Meaningful clinical outcomes: perspectives of primary caregivers with lived experience of spontaneous preterm birth following spontaneous preterm labor
- PMID: 40383514
- DOI: 10.1016/j.ajogmf.2025.101701
Meaningful clinical outcomes: perspectives of primary caregivers with lived experience of spontaneous preterm birth following spontaneous preterm labor
Abstract
Background: Patient-centered research is foundational to informing the measurement of clinical benefit in interventional studies. Understanding caregivers' lived experience of spontaneous preterm birth (sPTB) resulting from spontaneous preterm labor (sPTL) and characterizing their perspectives on the clinical outcomes of greatest importance and relevance are essential for advancing the development of interventions for the delay or prevention of sPTB.
Objective: This mixed methods study aimed to identify which clinical outcomes deriving from a (hypothetical) successful sPTL intervention are most important and relevant from the caregiver perspective to advance the therapeutic landscape for sPTB resulting from sPTL.
Study design: A targeted literature review was conducted to obtain preliminary insights, which informed the content of semi-structured, qualitative, concept elicitation telephone interviews with primary caregivers in the United States who had a live, singleton sPTB between 23 and 36 weeks' gestational age resulting from sPTL. Primary caregivers were those who self-identified as the parent who gave birth to the child preterm, had assumed the primary caring and parenting responsibility since birth, and understood the child's health-related needs since birth. Interview transcripts were thematically analyzed.
Results: Twenty-four primary caregivers were interviewed. Delaying delivery from sPTL onset was the clinical outcome most associated with a successful intervention for sPTL and considered most important by caregivers due to anticipated subsequent fetal, neonatal, and maternal benefits (which were also perceived as distinct benefits of an intervention). One to 2 days was typically considered the threshold defining a meaningful delay to delivery from sPTL onset. Additionally, caregivers did not view the individual components of the neonatal morbidity and mortality composite endpoint (historically used to measure clinical benefit in trials of sPTB interventions) as equally relevant to their children's experiences, or as equally important due to perceived differences in their severity and potential for causing further health complications.

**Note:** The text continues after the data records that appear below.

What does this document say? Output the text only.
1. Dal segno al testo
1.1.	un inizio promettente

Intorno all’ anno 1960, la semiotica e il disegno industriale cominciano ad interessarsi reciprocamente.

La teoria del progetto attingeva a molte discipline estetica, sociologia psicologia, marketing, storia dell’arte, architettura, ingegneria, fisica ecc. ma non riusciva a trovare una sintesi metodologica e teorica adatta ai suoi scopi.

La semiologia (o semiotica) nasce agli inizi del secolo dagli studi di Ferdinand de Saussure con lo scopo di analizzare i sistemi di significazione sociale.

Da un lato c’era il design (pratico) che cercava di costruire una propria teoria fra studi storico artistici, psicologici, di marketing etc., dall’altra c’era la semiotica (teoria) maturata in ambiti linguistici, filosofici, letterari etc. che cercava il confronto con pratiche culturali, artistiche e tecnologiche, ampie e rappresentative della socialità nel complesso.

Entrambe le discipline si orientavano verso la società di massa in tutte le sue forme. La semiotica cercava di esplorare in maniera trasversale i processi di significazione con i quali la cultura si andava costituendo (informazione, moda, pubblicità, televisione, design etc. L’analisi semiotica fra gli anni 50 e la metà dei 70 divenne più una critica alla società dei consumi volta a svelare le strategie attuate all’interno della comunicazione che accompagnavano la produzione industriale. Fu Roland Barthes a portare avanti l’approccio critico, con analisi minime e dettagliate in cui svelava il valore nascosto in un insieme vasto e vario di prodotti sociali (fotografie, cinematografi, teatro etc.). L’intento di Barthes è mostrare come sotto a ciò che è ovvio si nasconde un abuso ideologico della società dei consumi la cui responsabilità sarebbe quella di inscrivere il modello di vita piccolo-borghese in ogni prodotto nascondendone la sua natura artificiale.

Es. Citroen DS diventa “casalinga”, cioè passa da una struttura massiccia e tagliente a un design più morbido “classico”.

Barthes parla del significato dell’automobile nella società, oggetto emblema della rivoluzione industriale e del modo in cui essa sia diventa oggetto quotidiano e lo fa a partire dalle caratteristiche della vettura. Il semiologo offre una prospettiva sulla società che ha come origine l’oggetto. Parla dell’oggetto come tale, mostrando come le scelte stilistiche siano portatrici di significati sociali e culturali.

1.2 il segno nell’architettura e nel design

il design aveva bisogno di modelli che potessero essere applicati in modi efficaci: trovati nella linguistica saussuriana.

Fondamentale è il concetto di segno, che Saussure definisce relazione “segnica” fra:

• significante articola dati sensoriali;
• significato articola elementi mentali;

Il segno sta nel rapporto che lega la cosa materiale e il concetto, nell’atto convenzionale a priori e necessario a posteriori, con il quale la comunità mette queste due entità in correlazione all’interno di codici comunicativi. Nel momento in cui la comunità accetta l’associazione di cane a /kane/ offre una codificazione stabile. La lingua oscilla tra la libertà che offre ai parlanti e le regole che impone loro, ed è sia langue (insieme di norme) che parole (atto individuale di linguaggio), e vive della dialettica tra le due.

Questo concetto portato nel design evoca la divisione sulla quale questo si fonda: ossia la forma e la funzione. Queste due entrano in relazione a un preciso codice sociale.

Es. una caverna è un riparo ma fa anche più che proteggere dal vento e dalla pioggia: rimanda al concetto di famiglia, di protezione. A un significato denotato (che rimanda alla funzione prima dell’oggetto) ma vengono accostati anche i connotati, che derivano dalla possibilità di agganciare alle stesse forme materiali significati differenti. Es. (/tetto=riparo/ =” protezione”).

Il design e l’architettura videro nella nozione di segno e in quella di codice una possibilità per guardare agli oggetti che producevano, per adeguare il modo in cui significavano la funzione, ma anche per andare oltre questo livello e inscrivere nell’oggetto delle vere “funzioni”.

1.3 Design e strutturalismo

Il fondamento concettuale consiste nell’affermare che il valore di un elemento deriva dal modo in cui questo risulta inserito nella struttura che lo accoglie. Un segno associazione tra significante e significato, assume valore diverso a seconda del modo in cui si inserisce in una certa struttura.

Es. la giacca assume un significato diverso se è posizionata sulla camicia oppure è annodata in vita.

Conclusions: This study centralizes the primary caregiver's voice regarding which clinical outcomes are most important and appropriate to measure for the demonstration of meaningful clinical benefit in interventional studies assessing the delay or prevention of sPTB. Specifically, caregivers perceived delaying delivery from sPTL onset, typically by a minimum of 1 or 2 days, as the most important clinical outcome. The findings confirm an unmet need for such interventions, provide a benchmark for defining a patient-perceived clinically meaningful time to delivery from sPTL onset, and establish the inadequacy of the traditional neonatal morbidity and mortality composite endpoint from the caregiver perspective. Specifically, caregivers perceived delaying delivery from sPTL onset, typically by a minimum of 1 or 2 days, as the most important clinical outcome. These insights are critical to evolving the therapeutic landscape for maternal and neonatal health, and informing regulatory decision-making on the selection of endpoints to demonstrate meaningful, patient-centered clinical benefit. Further research is necessary to incorporate weighting of the components of the neonatal morbidity and mortality composite endpoint that are most relevant to caregivers' experiences and to establish if, and to what extent, the surrogate endpoint of time to delivery from sPTL onset is reflective of neonatal clinical outcome.
Keywords: clinical benefit; composite endpoint; delay to delivery; endpoint selection; patient-centered; qualitative; treatment outcomes.